Warum das Traumhaus auch ein Budget-Albtraum sein könnte

Es ist unbestreitbar romantisch, ein altes Haus zu restaurieren – knarrende Holzböden, nostalgische Zierleisten und Geschichten, die in jeder Wand mitschwingen.

Doch sobald der Vorschlaghammer schwingt und sich der Gipsstaub legt, tritt die Realität ein. Die Renovierung eines alten Hauses geht weniger um den Glamour à la HGTV, sondern vielmehr darum, die finanziellen Fallstricke zu entdecken, die in jahrhundertealten Mauern verborgen liegen.

Wenn der Charakter Risse hat

Das charmante Erkerfenster und die originalen Dielen können darunter ein Schlachtfeld verbergen. In älteren Häusern enthüllt der Abriss von Wänden oft strukturelle Probleme, die zuvor unter Farbschichten und guten Absichten verborgen waren.

Verzogene Wände, rissige Fundamente und unebene Böden sind nicht nur optische Mankos – sie erfordern teure Eingriffe, oft durch Statiker oder spezialisierte Handwerker. Anders als bei modernen Bauten gibt es keinen standardisierten Bauplan. Jedes „charakteristische Detail“ verlangt individuelle Lösungen, und die Kosten können schnell in die Höhe schießen, vor allem, wenn städtische Vorschriften eine Verstärkung nach heutigen Baustandards verlangen.

Überholte Systeme, moderne Preisschilder

Elektrik und Sanitärinstallationen in alten Häusern sind das architektonische Pendant zum Wählverbindungs-Internet.
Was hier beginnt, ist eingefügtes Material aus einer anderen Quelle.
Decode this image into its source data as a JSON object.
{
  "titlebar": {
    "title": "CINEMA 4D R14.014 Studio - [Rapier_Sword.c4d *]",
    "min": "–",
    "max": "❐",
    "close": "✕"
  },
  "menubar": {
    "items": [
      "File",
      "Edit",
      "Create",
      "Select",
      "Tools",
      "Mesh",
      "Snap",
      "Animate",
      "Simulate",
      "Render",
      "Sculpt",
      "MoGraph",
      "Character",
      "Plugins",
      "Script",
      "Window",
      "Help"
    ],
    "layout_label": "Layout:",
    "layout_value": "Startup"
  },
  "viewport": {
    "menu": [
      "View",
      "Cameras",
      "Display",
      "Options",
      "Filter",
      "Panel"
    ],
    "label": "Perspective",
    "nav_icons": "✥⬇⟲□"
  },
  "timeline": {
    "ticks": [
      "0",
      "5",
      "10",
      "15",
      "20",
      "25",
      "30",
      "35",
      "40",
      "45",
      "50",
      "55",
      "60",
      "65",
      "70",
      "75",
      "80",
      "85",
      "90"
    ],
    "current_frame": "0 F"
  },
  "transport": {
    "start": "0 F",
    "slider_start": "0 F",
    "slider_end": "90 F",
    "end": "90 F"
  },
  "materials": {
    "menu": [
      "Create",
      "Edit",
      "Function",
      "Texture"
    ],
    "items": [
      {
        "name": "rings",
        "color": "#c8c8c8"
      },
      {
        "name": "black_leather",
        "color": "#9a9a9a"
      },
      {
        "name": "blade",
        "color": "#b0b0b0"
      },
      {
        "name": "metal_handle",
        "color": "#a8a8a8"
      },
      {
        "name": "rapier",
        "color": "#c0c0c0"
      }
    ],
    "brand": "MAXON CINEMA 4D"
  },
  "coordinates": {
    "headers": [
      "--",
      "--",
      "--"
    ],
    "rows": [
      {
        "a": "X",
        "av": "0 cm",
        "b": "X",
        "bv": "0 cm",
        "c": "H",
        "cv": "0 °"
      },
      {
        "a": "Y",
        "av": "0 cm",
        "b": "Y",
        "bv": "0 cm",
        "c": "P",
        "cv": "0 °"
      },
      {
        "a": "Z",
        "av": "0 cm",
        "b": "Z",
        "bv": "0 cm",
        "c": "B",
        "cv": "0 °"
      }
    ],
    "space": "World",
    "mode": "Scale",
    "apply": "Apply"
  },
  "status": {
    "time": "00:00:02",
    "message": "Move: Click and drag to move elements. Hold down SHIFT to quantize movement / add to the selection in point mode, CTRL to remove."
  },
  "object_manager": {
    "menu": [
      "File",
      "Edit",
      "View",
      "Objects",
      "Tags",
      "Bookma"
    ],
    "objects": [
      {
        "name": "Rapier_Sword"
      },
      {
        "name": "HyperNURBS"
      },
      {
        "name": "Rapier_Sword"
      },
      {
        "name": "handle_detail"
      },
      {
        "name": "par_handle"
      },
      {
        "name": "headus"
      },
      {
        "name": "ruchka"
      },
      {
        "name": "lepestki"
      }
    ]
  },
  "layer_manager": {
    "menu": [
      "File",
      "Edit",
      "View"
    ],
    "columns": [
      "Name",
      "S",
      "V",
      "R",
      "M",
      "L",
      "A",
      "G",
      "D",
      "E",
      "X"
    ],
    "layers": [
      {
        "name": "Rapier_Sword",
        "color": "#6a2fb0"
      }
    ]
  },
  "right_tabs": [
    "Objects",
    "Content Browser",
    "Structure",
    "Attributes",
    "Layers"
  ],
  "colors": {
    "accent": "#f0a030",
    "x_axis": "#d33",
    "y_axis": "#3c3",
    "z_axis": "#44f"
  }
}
Die altmodische Knob-and-Tube-Verdrahtung und verzinkte Stahlrohre sind nicht nur veraltet, sondern auch potenziell gefährlich.

Ein Haus neu zu verkabeln ist nicht so einfach, wie ein paar Drähte herauszuziehen. Wände müssen aufgebrochen, Systeme aufgerüstet und alles an die aktuellen Vorschriften angepasst werden. Gleiches gilt für die Sanitärinstallationen. Wenn eure Rohrleitungen bis in die Amtszeit Trumans zurückreichen, könnte ihr Austausch bedeuten, ganze Räume zu entkernen. Schlimmer noch, während des Umbaus könntet ihr auf Asbestdämmung oder bleihaltige Farbe stoßen – beides erfordert eine fachmännische und kostspielige Entfernung unter strengen Auflagen.

Alte Häuser sind nicht nur im Charakter kühl, oft sind sie auch buchstäblich frostig. Zugige Fenster, dünne Wände und unzureichende Dämmung sorgen dafür, dass eure Energiekosten in die Höhe schießen, sofern ihr das Problem nicht direkt anpackt.

Doch alte Wände im Jahrhundertstil nachträglich zu dämmen, ist keine einfache Lösung. Kommt man dann noch die Kosten für den Austausch veralteter Heiz- und Kühlsysteme (und oft auch der Luftkanäle) hinzu, kostet euer „erschwingliches Renovierungsobjekt“ plötzlich mehr als ein Neubau. Ironischerweise erfordert der Versuch, die Seele des Hauses zu bewahren, oft einen kompletten Exorzismus seiner veralteten Bausubstanz.

Die Renovierung eines alten Hauses kann absolut lohnenswert sein, aber nur, wenn ihr mit offenen Augen und einem bereiten Geldbeutel an die Sache herangeht. Denn während Geschichte Charme verleiht, fügt sie der Rechnung auch Nullen hinzu.